Fade to black…16 years pass…it”s 2005

Audiences had changed, people had become accustomed to being presented with the reality of the backstory and a new tipping point emerged as the Nolan Batman entered our focus with Batman Begins. Itself the first of three films ordered by Warner Bros. here we saw a young Bruce Wayne developing into the Batman we know today as we explored WHY he became the WHAT. Now, on the DVD extra features we online casino can watch Christian Bale giving interviewers the backstory (behind-the-scenes) of the backstory and we”re totally with him because we actually care. We”re fascinated by the making of the making of.

These days we”re hungry…not for broad quantity but granular quality

Anybody else obsessed over every little character detail of Mad Men, Game of Thrones or Breaking Bad? Here we have three hugely successful series whose backbone is a story about the making of a man/men. The backstory IS the story. So surprising was Breaking Bad”s success that AMC made another, yet again, unprecedented strategic decision by breaking the final season into two, spacing it out across two years. AMC later reported the latter half of season 7 saw audiences double in numbers compared to the former half of the same season. Is the story within the story back? We think so. The era of backstory has well and truly begun, naval gazing is finally on trend again?

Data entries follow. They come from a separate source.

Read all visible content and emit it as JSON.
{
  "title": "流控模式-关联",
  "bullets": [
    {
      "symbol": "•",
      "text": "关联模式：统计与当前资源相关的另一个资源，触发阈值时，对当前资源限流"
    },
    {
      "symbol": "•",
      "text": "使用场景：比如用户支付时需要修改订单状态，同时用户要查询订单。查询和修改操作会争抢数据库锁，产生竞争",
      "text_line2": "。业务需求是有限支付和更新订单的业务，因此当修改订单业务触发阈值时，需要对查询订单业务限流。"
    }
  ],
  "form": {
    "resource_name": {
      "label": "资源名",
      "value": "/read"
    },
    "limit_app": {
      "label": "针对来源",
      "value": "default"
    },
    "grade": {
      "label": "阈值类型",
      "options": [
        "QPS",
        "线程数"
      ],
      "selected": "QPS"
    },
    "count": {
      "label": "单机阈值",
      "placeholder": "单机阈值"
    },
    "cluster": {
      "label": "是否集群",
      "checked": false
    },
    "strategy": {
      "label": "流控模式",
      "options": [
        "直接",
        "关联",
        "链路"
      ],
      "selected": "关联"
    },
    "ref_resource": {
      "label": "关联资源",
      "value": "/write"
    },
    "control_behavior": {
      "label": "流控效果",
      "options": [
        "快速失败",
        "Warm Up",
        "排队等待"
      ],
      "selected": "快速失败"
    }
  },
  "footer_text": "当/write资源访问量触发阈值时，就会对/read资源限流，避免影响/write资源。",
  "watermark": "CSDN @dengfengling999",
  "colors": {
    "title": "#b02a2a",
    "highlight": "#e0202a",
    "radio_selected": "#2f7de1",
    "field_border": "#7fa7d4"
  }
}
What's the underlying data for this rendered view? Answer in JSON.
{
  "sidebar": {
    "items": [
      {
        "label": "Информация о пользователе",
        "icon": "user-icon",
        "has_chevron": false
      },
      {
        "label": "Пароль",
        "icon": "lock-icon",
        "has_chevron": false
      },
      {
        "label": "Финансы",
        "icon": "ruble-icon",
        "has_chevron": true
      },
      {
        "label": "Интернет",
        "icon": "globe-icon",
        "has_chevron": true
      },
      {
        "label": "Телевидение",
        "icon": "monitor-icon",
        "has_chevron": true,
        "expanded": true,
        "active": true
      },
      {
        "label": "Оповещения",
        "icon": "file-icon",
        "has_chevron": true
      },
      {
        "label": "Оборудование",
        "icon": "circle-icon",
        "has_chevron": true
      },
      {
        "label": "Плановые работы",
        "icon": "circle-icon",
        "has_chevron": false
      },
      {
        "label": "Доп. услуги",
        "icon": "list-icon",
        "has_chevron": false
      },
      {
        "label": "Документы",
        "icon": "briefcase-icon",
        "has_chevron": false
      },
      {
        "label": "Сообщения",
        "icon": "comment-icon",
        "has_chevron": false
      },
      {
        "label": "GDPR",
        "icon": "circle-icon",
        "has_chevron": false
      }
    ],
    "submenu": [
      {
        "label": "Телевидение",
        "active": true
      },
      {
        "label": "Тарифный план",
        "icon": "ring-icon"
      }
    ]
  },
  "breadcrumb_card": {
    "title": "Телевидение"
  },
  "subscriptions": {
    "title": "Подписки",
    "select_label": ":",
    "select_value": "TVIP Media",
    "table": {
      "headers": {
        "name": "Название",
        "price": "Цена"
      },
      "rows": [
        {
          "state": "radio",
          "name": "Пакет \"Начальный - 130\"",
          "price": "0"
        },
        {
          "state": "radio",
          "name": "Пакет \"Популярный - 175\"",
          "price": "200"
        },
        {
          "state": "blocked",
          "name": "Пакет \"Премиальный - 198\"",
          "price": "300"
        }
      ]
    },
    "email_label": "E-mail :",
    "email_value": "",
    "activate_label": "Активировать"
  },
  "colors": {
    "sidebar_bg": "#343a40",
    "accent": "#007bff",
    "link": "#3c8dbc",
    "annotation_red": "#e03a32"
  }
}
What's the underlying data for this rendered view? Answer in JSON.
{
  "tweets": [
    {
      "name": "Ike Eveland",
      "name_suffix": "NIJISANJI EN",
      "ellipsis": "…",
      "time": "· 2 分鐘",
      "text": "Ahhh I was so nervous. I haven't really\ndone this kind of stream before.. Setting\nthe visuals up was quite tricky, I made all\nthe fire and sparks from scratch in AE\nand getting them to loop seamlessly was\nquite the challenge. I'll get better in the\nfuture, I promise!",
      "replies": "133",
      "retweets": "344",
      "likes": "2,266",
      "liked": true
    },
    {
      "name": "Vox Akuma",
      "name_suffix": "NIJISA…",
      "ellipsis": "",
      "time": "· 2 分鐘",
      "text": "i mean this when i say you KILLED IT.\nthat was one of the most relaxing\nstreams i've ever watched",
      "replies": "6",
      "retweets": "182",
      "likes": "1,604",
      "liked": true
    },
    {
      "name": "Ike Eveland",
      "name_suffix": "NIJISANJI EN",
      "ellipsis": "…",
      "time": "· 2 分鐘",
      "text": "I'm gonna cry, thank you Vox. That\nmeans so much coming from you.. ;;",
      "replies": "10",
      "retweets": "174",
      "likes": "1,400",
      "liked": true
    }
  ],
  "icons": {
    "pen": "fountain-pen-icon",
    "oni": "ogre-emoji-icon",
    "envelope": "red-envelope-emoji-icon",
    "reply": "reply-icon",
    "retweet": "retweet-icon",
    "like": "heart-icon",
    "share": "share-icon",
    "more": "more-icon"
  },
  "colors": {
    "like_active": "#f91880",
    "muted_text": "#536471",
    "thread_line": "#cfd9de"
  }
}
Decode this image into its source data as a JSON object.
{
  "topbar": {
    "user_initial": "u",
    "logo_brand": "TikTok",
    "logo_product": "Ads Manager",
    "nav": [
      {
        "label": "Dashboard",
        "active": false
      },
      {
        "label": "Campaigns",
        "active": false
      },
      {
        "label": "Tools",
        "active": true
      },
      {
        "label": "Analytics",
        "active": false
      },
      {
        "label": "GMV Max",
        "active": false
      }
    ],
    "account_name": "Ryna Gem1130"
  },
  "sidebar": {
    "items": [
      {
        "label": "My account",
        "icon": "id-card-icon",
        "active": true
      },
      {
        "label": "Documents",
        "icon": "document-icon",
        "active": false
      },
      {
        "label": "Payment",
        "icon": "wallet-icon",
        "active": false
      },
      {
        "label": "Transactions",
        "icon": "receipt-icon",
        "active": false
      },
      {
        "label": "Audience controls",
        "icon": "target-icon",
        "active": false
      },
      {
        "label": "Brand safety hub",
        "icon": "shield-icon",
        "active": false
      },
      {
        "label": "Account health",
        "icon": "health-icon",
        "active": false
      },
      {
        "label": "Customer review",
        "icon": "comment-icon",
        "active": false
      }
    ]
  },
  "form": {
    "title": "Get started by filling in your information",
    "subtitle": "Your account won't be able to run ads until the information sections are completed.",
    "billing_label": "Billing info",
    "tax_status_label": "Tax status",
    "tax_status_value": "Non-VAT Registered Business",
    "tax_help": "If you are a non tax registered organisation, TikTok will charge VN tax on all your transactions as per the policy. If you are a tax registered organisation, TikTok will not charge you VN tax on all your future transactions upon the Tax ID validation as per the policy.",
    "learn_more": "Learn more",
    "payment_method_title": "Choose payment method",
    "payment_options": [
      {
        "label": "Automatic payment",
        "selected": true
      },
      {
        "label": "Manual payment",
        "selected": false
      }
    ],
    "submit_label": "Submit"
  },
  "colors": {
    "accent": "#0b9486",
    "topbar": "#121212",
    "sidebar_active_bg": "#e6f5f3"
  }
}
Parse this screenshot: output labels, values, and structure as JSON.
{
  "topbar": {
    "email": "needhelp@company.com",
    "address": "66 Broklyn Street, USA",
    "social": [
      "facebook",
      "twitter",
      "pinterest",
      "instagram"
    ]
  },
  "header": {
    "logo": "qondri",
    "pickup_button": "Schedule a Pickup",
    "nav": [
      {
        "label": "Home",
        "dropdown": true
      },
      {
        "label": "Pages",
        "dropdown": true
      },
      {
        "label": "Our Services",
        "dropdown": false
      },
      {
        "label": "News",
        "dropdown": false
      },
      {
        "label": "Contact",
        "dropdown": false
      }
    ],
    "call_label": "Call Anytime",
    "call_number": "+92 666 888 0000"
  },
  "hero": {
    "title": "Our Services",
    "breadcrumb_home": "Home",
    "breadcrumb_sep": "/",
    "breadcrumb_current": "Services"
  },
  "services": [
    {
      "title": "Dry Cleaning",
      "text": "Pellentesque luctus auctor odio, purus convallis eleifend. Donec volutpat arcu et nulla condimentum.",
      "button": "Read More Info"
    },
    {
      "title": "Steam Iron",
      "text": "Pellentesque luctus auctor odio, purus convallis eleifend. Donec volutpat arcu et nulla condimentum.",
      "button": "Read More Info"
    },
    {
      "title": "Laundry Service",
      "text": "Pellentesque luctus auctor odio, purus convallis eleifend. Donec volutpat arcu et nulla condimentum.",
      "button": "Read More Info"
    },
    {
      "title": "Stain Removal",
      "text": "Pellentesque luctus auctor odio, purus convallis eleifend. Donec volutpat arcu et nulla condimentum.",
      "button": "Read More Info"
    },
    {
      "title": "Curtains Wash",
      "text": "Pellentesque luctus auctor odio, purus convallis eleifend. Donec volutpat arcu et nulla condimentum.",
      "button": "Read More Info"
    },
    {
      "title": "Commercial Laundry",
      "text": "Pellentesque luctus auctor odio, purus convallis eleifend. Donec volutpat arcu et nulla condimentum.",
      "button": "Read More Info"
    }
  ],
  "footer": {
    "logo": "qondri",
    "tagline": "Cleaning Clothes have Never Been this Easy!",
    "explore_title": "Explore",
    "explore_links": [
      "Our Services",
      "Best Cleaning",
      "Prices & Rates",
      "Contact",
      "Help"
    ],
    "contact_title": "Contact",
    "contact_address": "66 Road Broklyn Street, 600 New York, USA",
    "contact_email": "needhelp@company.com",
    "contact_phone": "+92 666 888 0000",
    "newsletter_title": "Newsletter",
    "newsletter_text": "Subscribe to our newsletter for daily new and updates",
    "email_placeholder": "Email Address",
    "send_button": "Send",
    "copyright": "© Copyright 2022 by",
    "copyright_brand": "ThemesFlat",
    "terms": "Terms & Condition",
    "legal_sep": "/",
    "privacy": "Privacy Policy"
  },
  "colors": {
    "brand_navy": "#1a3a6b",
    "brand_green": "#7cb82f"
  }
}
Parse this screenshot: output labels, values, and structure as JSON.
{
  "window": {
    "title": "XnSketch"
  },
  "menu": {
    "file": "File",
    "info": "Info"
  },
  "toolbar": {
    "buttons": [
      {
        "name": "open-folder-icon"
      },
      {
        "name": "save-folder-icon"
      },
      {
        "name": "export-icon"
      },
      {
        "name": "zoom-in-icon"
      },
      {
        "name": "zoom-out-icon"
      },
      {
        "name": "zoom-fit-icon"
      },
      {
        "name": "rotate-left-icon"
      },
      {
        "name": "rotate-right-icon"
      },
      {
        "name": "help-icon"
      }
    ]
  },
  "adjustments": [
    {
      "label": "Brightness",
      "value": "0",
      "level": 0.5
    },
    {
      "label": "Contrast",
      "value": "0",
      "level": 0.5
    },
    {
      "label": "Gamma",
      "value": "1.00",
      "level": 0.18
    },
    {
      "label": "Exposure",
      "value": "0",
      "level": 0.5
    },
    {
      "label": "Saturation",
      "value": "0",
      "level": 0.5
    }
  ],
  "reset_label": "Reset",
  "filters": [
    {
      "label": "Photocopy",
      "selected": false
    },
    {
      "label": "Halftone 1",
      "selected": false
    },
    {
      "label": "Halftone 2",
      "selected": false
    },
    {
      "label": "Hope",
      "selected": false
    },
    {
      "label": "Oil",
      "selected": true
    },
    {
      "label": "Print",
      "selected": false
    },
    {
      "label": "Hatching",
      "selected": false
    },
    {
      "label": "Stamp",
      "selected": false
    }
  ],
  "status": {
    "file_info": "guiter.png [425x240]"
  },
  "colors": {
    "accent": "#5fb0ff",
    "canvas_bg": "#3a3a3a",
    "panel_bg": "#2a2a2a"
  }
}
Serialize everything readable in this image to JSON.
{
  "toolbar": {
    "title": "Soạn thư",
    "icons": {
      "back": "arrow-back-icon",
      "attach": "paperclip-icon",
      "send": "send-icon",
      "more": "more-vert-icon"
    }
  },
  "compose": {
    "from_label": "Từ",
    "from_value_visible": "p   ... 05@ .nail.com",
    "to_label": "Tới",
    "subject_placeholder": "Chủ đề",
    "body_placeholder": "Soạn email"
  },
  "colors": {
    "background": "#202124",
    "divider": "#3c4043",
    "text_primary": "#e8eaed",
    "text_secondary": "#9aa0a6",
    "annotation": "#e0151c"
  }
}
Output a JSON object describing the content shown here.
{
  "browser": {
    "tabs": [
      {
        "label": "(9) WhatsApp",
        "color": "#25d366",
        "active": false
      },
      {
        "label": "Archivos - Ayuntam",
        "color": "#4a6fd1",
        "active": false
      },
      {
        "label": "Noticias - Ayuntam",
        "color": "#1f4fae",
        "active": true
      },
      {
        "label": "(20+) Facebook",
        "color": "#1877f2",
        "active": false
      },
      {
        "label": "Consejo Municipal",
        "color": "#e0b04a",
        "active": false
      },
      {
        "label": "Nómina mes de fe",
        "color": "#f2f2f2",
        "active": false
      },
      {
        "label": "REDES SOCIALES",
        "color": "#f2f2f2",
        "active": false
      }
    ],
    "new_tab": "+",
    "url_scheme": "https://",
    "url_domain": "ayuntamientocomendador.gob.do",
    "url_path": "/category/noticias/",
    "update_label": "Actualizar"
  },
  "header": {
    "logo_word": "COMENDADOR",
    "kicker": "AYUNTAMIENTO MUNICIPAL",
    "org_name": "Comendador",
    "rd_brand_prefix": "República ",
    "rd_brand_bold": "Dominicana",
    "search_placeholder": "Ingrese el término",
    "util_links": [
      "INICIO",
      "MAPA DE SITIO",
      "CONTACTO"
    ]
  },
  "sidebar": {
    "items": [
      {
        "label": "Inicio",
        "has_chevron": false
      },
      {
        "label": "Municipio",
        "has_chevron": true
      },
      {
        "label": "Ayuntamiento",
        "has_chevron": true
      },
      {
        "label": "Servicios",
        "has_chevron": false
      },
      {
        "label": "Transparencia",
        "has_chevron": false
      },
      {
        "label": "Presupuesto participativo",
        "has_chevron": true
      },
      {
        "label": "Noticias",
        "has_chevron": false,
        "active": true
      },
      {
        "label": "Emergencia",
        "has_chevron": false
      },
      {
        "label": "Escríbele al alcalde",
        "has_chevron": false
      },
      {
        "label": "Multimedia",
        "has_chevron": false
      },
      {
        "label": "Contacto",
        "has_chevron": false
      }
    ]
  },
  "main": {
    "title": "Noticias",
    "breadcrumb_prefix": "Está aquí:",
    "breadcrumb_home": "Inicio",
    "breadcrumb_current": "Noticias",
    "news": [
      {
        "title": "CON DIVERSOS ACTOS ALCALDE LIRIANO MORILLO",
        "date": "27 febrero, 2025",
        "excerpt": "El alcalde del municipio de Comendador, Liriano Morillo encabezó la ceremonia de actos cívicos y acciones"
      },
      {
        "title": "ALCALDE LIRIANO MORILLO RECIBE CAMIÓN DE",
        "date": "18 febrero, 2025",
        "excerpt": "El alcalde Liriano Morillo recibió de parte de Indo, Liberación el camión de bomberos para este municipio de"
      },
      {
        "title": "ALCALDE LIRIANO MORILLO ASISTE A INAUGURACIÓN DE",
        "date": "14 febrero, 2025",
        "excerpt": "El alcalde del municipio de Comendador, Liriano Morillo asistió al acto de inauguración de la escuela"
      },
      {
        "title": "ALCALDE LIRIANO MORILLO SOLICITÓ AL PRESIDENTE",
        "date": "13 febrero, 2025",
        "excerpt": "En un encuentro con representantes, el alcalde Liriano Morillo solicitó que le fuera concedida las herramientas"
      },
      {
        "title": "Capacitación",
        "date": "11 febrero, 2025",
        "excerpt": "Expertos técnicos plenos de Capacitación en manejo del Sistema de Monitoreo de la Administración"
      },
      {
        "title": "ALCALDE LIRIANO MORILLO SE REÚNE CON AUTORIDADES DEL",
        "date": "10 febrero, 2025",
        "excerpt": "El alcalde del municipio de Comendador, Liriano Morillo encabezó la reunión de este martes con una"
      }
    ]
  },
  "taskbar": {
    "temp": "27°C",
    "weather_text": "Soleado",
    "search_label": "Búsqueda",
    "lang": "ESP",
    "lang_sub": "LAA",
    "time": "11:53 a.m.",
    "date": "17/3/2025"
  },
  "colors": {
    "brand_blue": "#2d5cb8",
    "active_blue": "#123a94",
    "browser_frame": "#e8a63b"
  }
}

We”re a sophisticated audience these days. We”re not children any more marvelling at Batman”s “KA-POW!!!”s on screen. Today, we need to know why the Batman wont break his one rule to save the greater populace. Today, we want to know why Clarke Kent didn”t exercise his powers publicly until his mid 20″s. In 2007 we wanted to know what fractured Dr. Hannibal Lecter to make him the monster we met in 1991. And in 1999 we dared to ask what made Darth Vadar become the man who would be willing to kill his own daughter in 1977…well, until Lucas butchered it and made us ALL wish we had never asked…

Your story is important to a lot of people who would be willing to pay to see it play out before their eyes in film, video, poetry, painting, song…no matter how dark your past…tell your story…


Addition: We”ll add to this…the Joker we met in Nolan”s Batman, played by Heath Ledger, was heralded as being one of the most disturbing characters in recent film and television. Why? During the film we hear Commission Gordon lament of the Joker that he had “no name, no other alias, clothing is custom, nothing in his pockets but knives and lint…” This character with no backstory seemed erratic to audiences because they had no framework in which to place him. Even the detail of Joker telling pending victims conflicting stories of his past pushed him even further away from audiences only because he couldn”t be controlled in any context. The only context we have towards the end of the film is that he just wanted “to watch the world burn”. With no backstory a character has no restraint…or connecting emotional entry points to real audiences. Fascinating.